Growing Edges

alexa lopez

Just What I Needed

The NICU paged me during the time when they were to be running an EEG on my baby girl. They needed me back in her room.

I entered the room to loud cries. “Mrs. Lopez, is there any way you can calm her down without nursing her right now while we apply these electrodes to her head?” 

“She’s not hungry; she’s angry,” I said. Her “feed me” cry was very different. I leaned over the side of the NICU crib, touched her hand and placed my right cheek on hers, and whispered, “It’s okay, Riál. Mommy’s here.” I left my cheek there and kept whispering to her so she could feel me near. Her crying stopped immediately and she fell asleep, and the hospital got its EEG.

That was one of many bright mommy moments during a dark, uncertain time in Seattle’s Children’s Hospital…that my suffering four-week-old found comfort in my touch and my whisper, and that I knew what she needed at that moment.

About six weeks after she passed into glory, our two-year-old son somehow managed to lean just right (or just wrong, depending how you see it) on our piano bench, which then slid from under him and landed on his big toe, splitting it wide open. It bled so much and we feared it may be broken. At 8:30 on a Tuesday night, we had no choice but to take him to the emergency room.

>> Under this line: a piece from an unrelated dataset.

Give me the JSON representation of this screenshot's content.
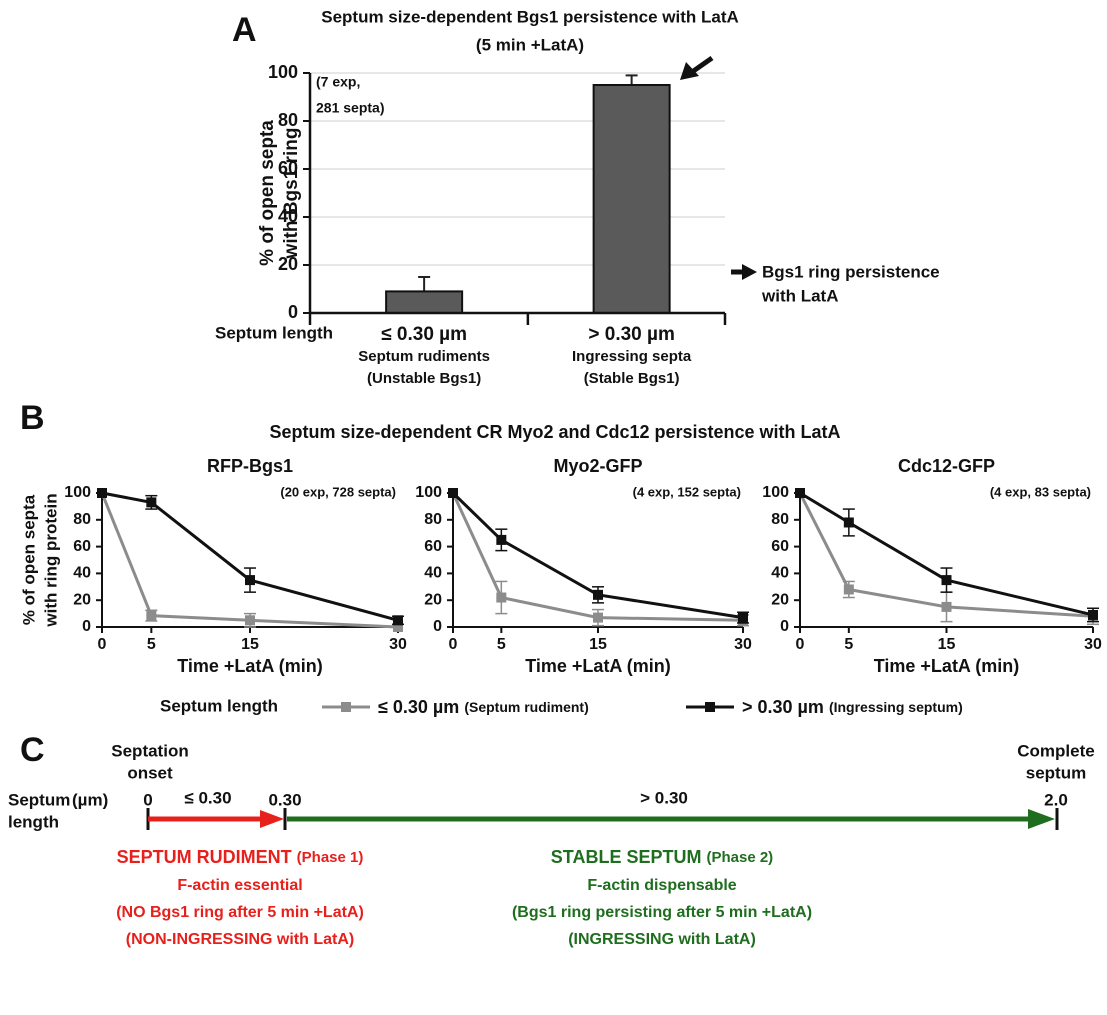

Once we crossed the threshold of the ER entrance I found sorrow rushing at me. This was where we brought Riál three-and-a-half months earlier, the first day of our eight week journey through Citrobacter Freundii’s effects on our newborn’s brain.

Those walls inside the ER…inside the examination room where we awaited a doctor…oh, it was just too soon to go back there, but I held it together for our son who was in need of a calming presence; I kept reminding myself that this ER visit wasn’t about me confronting the great sadness that started there and ended in Children’s Hospital NICU.

I held Abe on my lap and just hugged him close, speaking words of comfort and praying silently for the strength to keep it together for his sake. The funeral home had just placed the headstone we had ordered for Riál and we saw it for the first time that day — and now, to be at this ER again…

Abe suddenly turned around on my lap to face me, then gently placed his cheek on mine and kept it there — for his comfort, I’m sure, but he couldn’t have known how profoundly beautiful it was, how perfectly this random act ministered to my aching heart. Somehow he was tuned-in to my anguish and returned to me the comfort I gave his sister. This was his divine appointment that day: to pass along a message that my Lord knew would give me what I needed.

I found renewed clarity in my soul as Abe and I awaited the doctor’s report: no broken toe and no stitches necessary (no kidding!). We were so outta there!